Psalms 3

A Psalm of David, when he fled from Absalom his Son

O Lord, how many are my foes!
Many are rising against me;
many are saying of my soul,
there is no salvation for him in God. Selah

But you, O Lord, are a shield about me,
my glory, and the lifter of my head.
I cried aloud to the Lord,
and he answered me from his holy hill. Selah

I lay down and slept;
I woke again, for the Lord sustained me.
I will not be afraid of many thousands of people
who have set themselves against me all around.

Arise, O Lord!
Save me, O my God!
For you strike all my enemies on the cheek;
you break the teeth of the wicked.

Salvation belongs to the Lord;
your blessing be on your people! Selah


Imagine the sorrow and turmoil David felt as he ran from his son Absalom. He knew full well that he was the cause of the rebellion. He knew that this disaster was brought upon him by God. David had defiled another man’s wife. He had shed innocent blood. All he was going through was because of what he, himself, had done. It was entirely his fault. God, as He had promised, was punishing David. Yet David does not fall into despair. He calls on the Lord. He does not curse God for what God has done but say says, “But you, O Lord, are a shield about me, my glory, and the lifter of my head.” David remembers the promise of God not only His justice.
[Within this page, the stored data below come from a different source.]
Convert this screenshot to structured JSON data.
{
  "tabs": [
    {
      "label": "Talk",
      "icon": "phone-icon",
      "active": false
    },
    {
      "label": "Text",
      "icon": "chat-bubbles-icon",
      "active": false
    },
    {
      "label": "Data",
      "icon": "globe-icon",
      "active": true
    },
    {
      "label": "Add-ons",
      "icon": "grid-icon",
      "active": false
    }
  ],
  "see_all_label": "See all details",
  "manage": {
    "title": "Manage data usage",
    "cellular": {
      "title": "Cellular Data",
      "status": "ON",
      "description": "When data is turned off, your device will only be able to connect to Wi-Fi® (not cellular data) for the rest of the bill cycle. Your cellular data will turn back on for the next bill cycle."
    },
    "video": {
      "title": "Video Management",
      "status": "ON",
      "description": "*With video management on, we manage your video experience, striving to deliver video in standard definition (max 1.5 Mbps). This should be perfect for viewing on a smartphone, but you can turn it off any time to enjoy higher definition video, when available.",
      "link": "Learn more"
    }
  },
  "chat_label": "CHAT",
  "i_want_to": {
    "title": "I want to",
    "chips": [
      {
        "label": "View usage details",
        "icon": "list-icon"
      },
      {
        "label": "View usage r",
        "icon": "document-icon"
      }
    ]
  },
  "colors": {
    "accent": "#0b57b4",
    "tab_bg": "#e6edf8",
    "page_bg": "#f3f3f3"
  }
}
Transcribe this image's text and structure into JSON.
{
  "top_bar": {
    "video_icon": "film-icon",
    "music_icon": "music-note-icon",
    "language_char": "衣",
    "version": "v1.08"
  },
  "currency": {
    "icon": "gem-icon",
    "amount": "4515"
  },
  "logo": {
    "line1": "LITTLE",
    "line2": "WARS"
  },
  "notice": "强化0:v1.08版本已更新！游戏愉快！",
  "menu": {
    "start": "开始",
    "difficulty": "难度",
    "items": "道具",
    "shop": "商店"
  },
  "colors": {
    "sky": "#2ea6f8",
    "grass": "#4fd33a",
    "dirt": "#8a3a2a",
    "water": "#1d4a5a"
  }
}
David knew the purpose of those who deposed him was to frustrate the decrees of God. But they were fulfilling the purpose of God. God makes use even of the wicked for His purpose.

David was not only dethroned but was betrayed by nearly his entire kingdom. Only a handful of faithful men remained with him. This is an indication of the tremendous faith of David, having encountered such a great loss; he freely makes his appeal to God. It would have been easy for David to think that God had abandoned him. After all he was being justly chastised by God for his actions. David understood that even if the whole world with one voice condemns us and drives us to despair we need to listen to God, rather than listen to those who cry out against us. We ought to cherish the hope of salvation He has promised.

When David addresses God, he does so with confidence. Even in the face of scoffing he knows he can trust the promises of God. Even in the face of evil men and his own sinfulness, David knows he can trust the promises of God. God will not abandon us. He has promised to keep us and not let us fall out of His grace. “And I give unto them eternal life; and they shall never perish, neither shall any man pluck them out of my hand. My Father, which gave them me, is greater than all; and no man is able to pluck them out of my Father’s hand.” (John 10:28-29)

Even though David was being pursued by his own son he knew he was not cut off from God’s grace. God’s choice for him to be king remained intact. He compares God to a shield. By this he is acknowledging that God is his defender. He calls out to the Lord, even while the entire kingdom chases and harasses him He cries out loud to the Lord, because the Lord is his defender. Everyone else thought God had abandoned him. They said God had rightly abandoned him. Yet David cries to the Lord.

David was not simply talking to the air as if he was calling to an impersonal or uninterested force or higher power. David called out to a personal God and God answered him. David said God answered him from His holy hill. God did not answer David by giving him a feeling or emotion. God answered him from a place, something objective.

David also remembers God’s past protection and comfort. He says he laid down and slept, past tense. “I woke,” past tense. The Lord sustained him, past tense. Remembering what God had done in the past, he trusts in the Lord for the future; “I will not be afraid,” future tense.

Having stated his condition and his confidence in the Lord, he now makes a petition to the Lord. David asks that God strike down David’s enemies because he was in eminent danger. Then David acknowledges that salvation belongs to the Lord. It is in God’s hands alone.


When things happen that are evil or we may consider unfair, realize God remains in control. Call on the name of the Lord. Sometimes we may be so ashamed of our sin that we are embarrassed approach the throne of grace. Yet, that is exactly what David did. That is exactly what we should do. Remember the promises of God.

My comfort is this, David knew he could call on the name of the Lord even when he was in the wrong. And God kept his promises. We can rest in the mercy of the Lord even though we deserve nothing but wrath. God had promised to justify, sanctify and glorify us. God keeps His promises!